Cronaca
Incidente mortale La Saxe: "il solo intervento che poteva evitarlo non era nel potere degli imputati"
Aosta - Nella sentenza di assoluzione per l’attuale sindaco di Courmayeur, il suo predecessore, un dirigente regionale e due funzionari Anas si spiega che l’allungamento della galleria paramassi era la sola opera utile, ma nessuno dei comparsi poteva disporla.

“La responsabilità per il tragico evento oggetto di imputazione” non può che essere ascritta “a soggetti non evocati nel presente giudizio”. Lo scrive il Giudice per l’Udienza Preliminare del Tribunale di Aosta, Davide Paladino, nella sentenza con cui ha mandato assolti dall’accusa di omicidio colposo, al termine dell’udienza dello scorso 2 dicembre, tutti e cinque gli imputati del processo scaturito dalla morte del manager francese Jean-Pierre Pisier.
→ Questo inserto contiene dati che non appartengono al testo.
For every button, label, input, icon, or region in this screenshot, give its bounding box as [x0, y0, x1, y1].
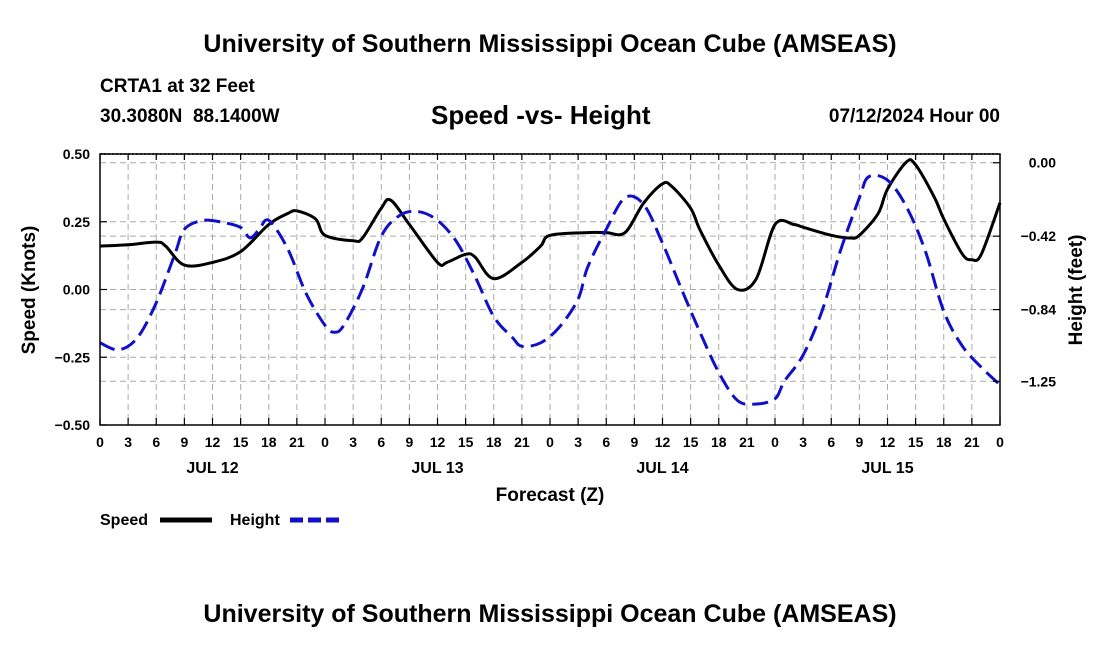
y2-tick-label: −1.25 [1021, 373, 1057, 389]
height-series-line [99, 173, 1002, 406]
x-tick-label: 15 [908, 434, 924, 450]
day-label: JUL 12 [186, 460, 238, 477]
day-label: JUL 14 [636, 460, 688, 477]
y-tick-label: 0.50 [63, 146, 90, 162]
x-tick-label: 0 [96, 434, 104, 450]
x-tick-label: 15 [458, 434, 474, 450]
x-tick-label: 9 [180, 434, 188, 450]
y-tick-label: 0.00 [63, 282, 90, 298]
forecast-date: 07/12/2024 Hour 00 [828, 106, 1000, 127]
x-tick-label: 6 [827, 434, 835, 450]
y2-tick-label: −0.42 [1021, 228, 1057, 244]
x-tick-label: 21 [289, 434, 305, 450]
x-tick-label: 18 [486, 434, 502, 450]
x-tick-label: 15 [683, 434, 699, 450]
y-tick-label: 0.25 [63, 214, 90, 230]
x-tick-label: 9 [855, 434, 863, 450]
x-tick-label: 0 [996, 434, 1004, 450]
x-tick-label: 12 [430, 434, 446, 450]
legend: Speed Height [100, 512, 342, 529]
y2-axis-title: Height (feet) [1066, 235, 1087, 346]
x-tick-label: 3 [124, 434, 132, 450]
x-tick-label: 21 [514, 434, 530, 450]
day-label: JUL 15 [861, 460, 913, 477]
page-title: University of Southern Mississippi Ocean… [203, 30, 897, 58]
x-tick-label: 21 [964, 434, 980, 450]
coordinates-label: 30.3080N 88.1400W [100, 106, 280, 127]
speed-series-line [99, 158, 1002, 292]
y-tick-label: −0.25 [55, 349, 91, 365]
x-tick-label: 18 [261, 434, 277, 450]
x-tick-label: 12 [655, 434, 671, 450]
x-tick-label: 6 [377, 434, 385, 450]
x-tick-label: 3 [574, 434, 582, 450]
x-tick-label: 6 [152, 434, 160, 450]
x-tick-label: 9 [405, 434, 413, 450]
plot-title: Speed -vs- Height [431, 100, 651, 130]
y-tick-label: −0.50 [55, 417, 91, 433]
x-tick-label: 0 [546, 434, 554, 450]
legend-speed-label: Speed [100, 512, 148, 529]
y-axis-title: Speed (Knots) [19, 226, 40, 355]
x-tick-label: 0 [771, 434, 779, 450]
x-tick-label: 3 [799, 434, 807, 450]
x-tick-label: 18 [936, 434, 952, 450]
x-tick-label: 21 [739, 434, 755, 450]
x-tick-label: 6 [602, 434, 610, 450]
station-label: CRTA1 at 32 Feet [100, 76, 255, 97]
x-tick-label: 12 [880, 434, 896, 450]
x-tick-label: 18 [711, 434, 727, 450]
y2-tick-label: 0.00 [1029, 155, 1056, 171]
x-axis-title: Forecast (Z) [496, 485, 605, 506]
x-tick-label: 0 [321, 434, 329, 450]
x-tick-label: 9 [630, 434, 638, 450]
y2-tick-label: −0.84 [1021, 302, 1057, 318]
legend-height-label: Height [230, 512, 280, 529]
x-tick-label: 15 [233, 434, 249, 450]
day-label: JUL 13 [411, 460, 463, 477]
footer-title: University of Southern Mississippi Ocean… [203, 600, 897, 628]
x-tick-label: 3 [349, 434, 357, 450]
x-tick-label: 12 [205, 434, 221, 450]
L’uomo, il 2 gennaio 2011, viaggiava in automobile lungo la strada statale 26, assieme alla compagna, quando, poco prima di entrare nella galleria di La Saxe (Courmayeur), un sasso staccatosi dalla parete sovrastante colpì la vettura, uccidendo lui e ferendo lei.

Il magistrato giunge a tale considerazione, dopo essere partito dai principi “ripetutamente affermati in materia di reati omissivi dalla Suprema corte”, vale a dire: “la titolarità di una posizione di garanzia non comporta, in presenza del verificarsi dell’evento, un automatico addebito di responsabilità colposa a carico del garante, imponendo il principio di colpevolezza la verifica in concreto sia della sussistenza della violazione - da parte del garante - di una regola cautelare, sia della prevedibilità e dell’evitabilità dell’evento dannoso”.
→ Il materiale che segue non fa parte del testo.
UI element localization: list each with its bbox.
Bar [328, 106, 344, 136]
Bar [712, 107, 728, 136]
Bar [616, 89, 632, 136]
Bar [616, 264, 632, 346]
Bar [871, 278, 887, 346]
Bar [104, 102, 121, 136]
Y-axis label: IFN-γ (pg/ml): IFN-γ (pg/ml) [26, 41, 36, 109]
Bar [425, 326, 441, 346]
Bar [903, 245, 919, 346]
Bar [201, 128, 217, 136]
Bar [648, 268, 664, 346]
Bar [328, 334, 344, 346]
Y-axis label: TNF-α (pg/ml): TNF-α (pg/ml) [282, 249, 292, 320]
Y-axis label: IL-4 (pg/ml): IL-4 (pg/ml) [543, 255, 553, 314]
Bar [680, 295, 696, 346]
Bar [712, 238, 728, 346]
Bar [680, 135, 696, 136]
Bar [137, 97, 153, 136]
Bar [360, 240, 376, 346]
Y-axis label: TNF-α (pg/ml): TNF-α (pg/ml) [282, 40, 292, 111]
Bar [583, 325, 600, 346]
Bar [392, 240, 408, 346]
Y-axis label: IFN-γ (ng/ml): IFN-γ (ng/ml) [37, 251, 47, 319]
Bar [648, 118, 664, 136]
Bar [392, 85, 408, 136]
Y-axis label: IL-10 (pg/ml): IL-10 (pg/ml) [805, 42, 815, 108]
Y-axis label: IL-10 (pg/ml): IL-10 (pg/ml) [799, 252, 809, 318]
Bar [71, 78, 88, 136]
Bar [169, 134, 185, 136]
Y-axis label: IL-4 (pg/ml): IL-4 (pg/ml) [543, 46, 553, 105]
Rispetto a questi ultimi aspetti, durante il procedimento era stata affidata una perizia a due professionisti, “chiamati a stabilire quali interventi avrebbero evitato con certezza l’evento”. La risposta della consulenza, annotata con puntualità dall'estensore della sentenza, è netta: “i periti hanno indicato il prolungamento della galleria paramassi, già esistente in un tratto della strada statale 26, quale unica soluzione in grado di risolvere con certezza il problema”. 

A rafforzamento di questa tesi, i due tecnici (l’ingegner Bray e il geologo Genovese) hanno sottolineato “l’inadeguatezza di soli interventi di disgaggio e la maggiore onerosità e incertezza dei risultati, rispetto alla soluzione di prolungare la galleria paramassi, di interventi di consolidamento della parete mediante chiodature, placcaggi, posa di reti ecc.”. Il prolungamento della galleria, “di spettanza di Anas”, “venne in effetti realizzato da tale Ente a seguito dell’evento” da cui scaturì il processo.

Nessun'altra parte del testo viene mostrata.